N358 Remark Code - Review Decision with Additional Documentation

The N358 remark code indicates that a decision made by the payer may be subject to review if further documentation is submitted. This alert serves as a notification to the biller that additional supporting information, as outlined in the contract or plan benefit documents, could potentially influence the payer's decision.

What This Alert Tells You

As an informational alert, the N358 remark code is not associated with any specific adjustment or denial. Instead, it suggests that the payer is open to reconsideration of their decision based on the submission of more documentation that complies with the requirements set forth in the relevant contract or benefit documents.

Common Scenarios

1A claim for a surgical procedure was denied due to lack of prior authorization.
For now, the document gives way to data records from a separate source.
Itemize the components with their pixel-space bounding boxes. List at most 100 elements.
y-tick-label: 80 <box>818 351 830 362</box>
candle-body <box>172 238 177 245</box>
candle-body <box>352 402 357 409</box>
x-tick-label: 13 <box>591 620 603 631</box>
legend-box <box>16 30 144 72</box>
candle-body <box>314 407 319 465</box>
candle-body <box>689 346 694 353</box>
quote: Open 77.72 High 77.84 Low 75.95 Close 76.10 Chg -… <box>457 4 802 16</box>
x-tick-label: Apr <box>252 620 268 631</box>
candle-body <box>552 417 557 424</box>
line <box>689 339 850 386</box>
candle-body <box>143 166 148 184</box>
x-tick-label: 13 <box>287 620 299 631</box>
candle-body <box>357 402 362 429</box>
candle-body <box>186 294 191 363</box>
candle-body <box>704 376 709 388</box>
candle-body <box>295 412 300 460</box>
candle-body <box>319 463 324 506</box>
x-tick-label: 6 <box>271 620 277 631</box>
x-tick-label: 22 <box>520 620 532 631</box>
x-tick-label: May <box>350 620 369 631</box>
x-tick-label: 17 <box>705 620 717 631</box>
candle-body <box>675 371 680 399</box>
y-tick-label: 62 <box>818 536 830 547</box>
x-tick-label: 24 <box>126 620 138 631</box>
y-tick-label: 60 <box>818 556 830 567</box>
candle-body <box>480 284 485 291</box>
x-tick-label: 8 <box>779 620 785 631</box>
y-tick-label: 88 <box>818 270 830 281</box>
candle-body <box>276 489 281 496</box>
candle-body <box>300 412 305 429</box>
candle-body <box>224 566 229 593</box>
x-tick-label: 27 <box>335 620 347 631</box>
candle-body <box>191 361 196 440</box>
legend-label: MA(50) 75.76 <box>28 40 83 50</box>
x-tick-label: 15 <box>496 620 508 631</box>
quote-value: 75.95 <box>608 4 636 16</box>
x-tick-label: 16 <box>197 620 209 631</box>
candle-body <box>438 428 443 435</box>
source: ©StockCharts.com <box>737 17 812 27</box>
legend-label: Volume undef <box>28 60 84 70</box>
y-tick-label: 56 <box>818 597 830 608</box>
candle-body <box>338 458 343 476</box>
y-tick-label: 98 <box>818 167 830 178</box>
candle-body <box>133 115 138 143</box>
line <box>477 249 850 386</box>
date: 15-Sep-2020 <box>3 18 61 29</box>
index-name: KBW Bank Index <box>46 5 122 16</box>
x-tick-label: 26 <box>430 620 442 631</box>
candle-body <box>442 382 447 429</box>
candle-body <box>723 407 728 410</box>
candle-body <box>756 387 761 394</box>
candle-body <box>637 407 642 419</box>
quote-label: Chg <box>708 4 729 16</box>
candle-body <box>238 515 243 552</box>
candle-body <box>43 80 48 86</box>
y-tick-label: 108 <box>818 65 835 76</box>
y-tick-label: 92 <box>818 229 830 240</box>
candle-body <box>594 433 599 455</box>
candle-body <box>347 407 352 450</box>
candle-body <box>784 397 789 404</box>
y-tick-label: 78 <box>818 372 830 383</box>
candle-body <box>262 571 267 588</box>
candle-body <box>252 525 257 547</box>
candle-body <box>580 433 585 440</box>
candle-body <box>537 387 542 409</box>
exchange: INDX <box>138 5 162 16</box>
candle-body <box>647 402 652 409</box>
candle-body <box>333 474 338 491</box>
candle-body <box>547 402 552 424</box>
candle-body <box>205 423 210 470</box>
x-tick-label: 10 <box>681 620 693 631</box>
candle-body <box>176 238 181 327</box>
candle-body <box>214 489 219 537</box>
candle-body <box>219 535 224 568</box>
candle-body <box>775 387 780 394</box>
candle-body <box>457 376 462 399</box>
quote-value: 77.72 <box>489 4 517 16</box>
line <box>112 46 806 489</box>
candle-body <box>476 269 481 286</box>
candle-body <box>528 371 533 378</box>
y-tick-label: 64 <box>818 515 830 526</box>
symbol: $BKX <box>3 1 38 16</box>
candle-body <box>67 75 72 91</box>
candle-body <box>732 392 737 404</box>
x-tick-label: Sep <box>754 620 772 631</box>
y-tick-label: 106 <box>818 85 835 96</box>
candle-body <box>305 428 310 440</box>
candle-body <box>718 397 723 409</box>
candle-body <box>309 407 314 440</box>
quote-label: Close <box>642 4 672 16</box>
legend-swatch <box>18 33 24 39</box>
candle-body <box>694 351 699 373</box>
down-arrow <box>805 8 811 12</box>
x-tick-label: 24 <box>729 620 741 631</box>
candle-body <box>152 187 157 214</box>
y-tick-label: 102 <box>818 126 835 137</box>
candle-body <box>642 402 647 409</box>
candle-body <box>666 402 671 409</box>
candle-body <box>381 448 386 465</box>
The remittance advice includes the N358 remark code.
→ In this case, the N358 alert indicates that if the provider can submit the necessary prior authorization documentation, the payer may review the claim decision.
2A claim for a diagnostic test was processed but resulted in a payment less than expected, accompanied by the N358 remark code.
→ Here, the N358 remark suggests that submitting further documentation supporting the medical necessity of the test, as described in the plan benefit documents, might lead to a re-evaluation of the payment amount.
3A claim was denied due to a technical error in the coding, and the remittance includes the N358 alert code.
→ The presence of the N358 remark indicates that if the provider submits corrected coding documentation as per the contract requirements, the payer may reconsider the claim.

What to Do

  1. Review the contract or plan benefit documents for requirements on additional documentation.
  2. Prepare and submit the necessary documentation that aligns with the payer's guidelines.
  3. Do not resubmit the original claim without the requested additional information.

What to Check

  • The contract terms regarding documentation for claim review.
  • Plan benefit documents that outline the requirements for additional information.
  • Any previous correspondence with the payer regarding the claim in question.